Mevrouw Tijssen is blij dat de operatie geen negatief effect heeft op het herstel van haar knie

Tulp geeft een korte uiteenzetting. ‘Tien jaar geleden doorliep je als patiënt een groepstraject. De kracht van dit programma was dat patiënten elkaar motiveerden om bijvoorbeeld harder te oefenen. Maar die kracht was tegelijkertijd ook een valkuil. Een slecht in conditie zijnde patiënt hield de hele groep op. Of een minder positief ingestelde patiënt liet het groepsgevoel tot een minpunt dalen.’

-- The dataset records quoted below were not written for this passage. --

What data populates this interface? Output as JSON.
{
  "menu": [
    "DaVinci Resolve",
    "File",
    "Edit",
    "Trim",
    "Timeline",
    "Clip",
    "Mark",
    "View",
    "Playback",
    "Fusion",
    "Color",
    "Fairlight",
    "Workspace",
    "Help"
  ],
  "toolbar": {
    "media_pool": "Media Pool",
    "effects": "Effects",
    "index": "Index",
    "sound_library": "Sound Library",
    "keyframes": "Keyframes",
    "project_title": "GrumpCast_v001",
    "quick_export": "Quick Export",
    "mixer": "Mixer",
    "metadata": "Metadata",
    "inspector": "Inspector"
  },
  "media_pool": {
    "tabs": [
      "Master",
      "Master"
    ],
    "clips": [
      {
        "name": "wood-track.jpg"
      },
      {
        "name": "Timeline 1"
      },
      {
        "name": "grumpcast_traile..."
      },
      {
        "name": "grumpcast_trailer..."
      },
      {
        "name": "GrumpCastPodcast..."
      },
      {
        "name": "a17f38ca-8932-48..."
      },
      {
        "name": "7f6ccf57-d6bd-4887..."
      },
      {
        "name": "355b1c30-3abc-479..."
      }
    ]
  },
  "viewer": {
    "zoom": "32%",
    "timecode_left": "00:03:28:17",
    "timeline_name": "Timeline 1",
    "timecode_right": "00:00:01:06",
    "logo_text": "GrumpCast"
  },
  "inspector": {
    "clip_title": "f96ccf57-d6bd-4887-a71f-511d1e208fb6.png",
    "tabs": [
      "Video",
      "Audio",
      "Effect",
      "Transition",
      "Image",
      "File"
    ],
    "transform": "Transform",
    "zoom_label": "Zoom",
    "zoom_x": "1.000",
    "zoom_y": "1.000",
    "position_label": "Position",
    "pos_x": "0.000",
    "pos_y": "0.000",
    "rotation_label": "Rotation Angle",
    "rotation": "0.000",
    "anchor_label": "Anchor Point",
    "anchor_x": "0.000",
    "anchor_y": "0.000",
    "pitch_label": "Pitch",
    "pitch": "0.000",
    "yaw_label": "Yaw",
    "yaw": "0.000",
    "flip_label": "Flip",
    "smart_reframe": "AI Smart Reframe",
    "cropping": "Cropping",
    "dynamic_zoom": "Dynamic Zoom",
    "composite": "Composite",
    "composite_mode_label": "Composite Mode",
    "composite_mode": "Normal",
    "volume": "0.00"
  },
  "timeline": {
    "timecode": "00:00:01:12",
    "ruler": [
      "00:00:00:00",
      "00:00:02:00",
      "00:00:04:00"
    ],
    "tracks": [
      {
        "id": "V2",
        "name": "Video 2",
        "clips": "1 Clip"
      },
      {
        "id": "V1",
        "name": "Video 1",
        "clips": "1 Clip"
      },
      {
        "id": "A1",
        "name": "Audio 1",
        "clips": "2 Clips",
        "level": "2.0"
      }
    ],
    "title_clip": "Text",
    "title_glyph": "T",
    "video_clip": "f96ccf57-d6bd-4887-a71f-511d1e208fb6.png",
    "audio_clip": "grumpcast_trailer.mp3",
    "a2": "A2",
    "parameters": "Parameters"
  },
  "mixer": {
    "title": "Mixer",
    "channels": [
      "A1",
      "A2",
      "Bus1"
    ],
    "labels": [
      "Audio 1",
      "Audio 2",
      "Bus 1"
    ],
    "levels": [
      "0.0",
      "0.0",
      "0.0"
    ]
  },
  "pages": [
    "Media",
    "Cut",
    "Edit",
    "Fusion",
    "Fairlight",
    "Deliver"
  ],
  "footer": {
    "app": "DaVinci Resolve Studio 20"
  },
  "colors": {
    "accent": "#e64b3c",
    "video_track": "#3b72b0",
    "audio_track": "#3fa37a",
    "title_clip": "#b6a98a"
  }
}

Fast Fit: plaatselijke verdoving en pijnvrij
Een belangrijke verandering die bijdraagt aan het sneller op de been zijn van patiënten is de anesthesie. ‘Tien jaar geleden plaatsten we een prothese onder volledige narcose, nu gebeurt dit met lokale verdoving via een ruggenprik. Bovendien dienen we al tijdens de operatie pijnbestrijding toe. De benen zijn hierdoor na de operatie minder lang slap en bovendien niet pijnlijk, waardoor er geen drempel is om te bewegen. Twee uur na de operatie staat de fysiotherapeut dan ook al naast het bed om de patiënt uit bed te halen en samen te oefenen. Hoe sneller je als patiënt in beweging komt, des te minder kans er is op verklevingen en hoe beter het geopereerde gebied doorbloed wordt, hoe beter dat is voor het herstel.’

Zelfstandig lopen
Opereren met plaatselijke verdoving brengt nog extra voordelen met zich mee. ‘Omdat lokale verdoving korter werkt dan algehele narcose, is het inbrengen van een katheter voorafgaand aan de operatie niet meer nodig. Bovendien heeft een patiënt bij plaatselijke verdoving minder kans op misselijkheid na de operatie.’
Een lange opname in het ziekenhuis is in de meeste gevallen dan ook niet nodig. Tulp: ‘Hoe lang de opname duurt, is afhankelijk van de algehele conditie van de patiënt, de operatiewond en hoe snel een patiënt na de operatie weer zelfstandig kan lopen. Want dat laatste is een voorwaarde om met ontslag te mogen; de patiënt moet zich thuis kunnen redden, dus zelfstandig kunnen traplopen en bijvoorbeeld zelf naar de wc kunnen. Lukt dit al de eerste dag, dan mag de patiënt al de eerste dag naar huis. Maar soms is een langere opname nodig en gaat de patiënt de derde of vierde dag met ontslag.’

Een leven lang mee
Maar hoe zit het met de algemene opvatting dat je een knieprothese zo lang mogelijk moet uitstellen? ‘Tegenwoordig speelt dit niet meer zo, vertelt Tulp. ‘Knieprotheses gaan langer mee dan vroeger; Na tien jaar functioneert de prothese bij 95 procent van de patiënten nog goed. Na vijftien jaar is dat bij 90 procent van de patiënten het geval en na twintig jaar bij 80 tot 85 procent. Hoe dit verder uitpakt, weten we nog niet omdat de huidige kunstknieën nu zo’n 25 jaar op de markt zijn.’ Ook kan een knieprothese tegenwoordig vervangen worden door een vervolgprothese. ‘Waarbij wel aangetekend moet worden dat de eerste keer de beste is. Dan boek je het meeste resultaat. Om de knie gedurende de “levensduur” goed in de gaten te houden, vinden er op verschillende momenten controles plaats.’

Oefenen, oefenen, oefenen
De noodzaak om een prothese zo lang mogelijk uit te stellen, is er dus minder. Toch waarschuwt Tulp ervoor om te makkelijk te denken over een knieprothese. ‘Knieprotheses kunnen het verschil beteken tussen pijn bij elke beweging en pijnvrij bewegen, maar je eigen soepele knieën worden het nooit. Dit bepreek ik ook met mijn patiënten. Zij moeten zelf aangeven wanneer het voor hen het moment is waarop ze zeggen ‘tot hier en niet verder’. Vaak geven mensen steeds meer op door de dagelijkse pijn in hun knieën. Samen met de patiënt kijk ik welke behandeling op welk moment het beste is. Dit kan dus een knieprothese zijn, maar ook een conventionele behandeling in de Artrose-polikliniek, zoals medicatie, het dragen van een brace of lokale injecties. Een patiënt moet heel bewust kiezen voor een knieprothese. Wij, als artsen, kunnen de prothese er namelijk nog zo goed inzetten, maar alles staat of valt met oefenen, oefenen, oefenen.’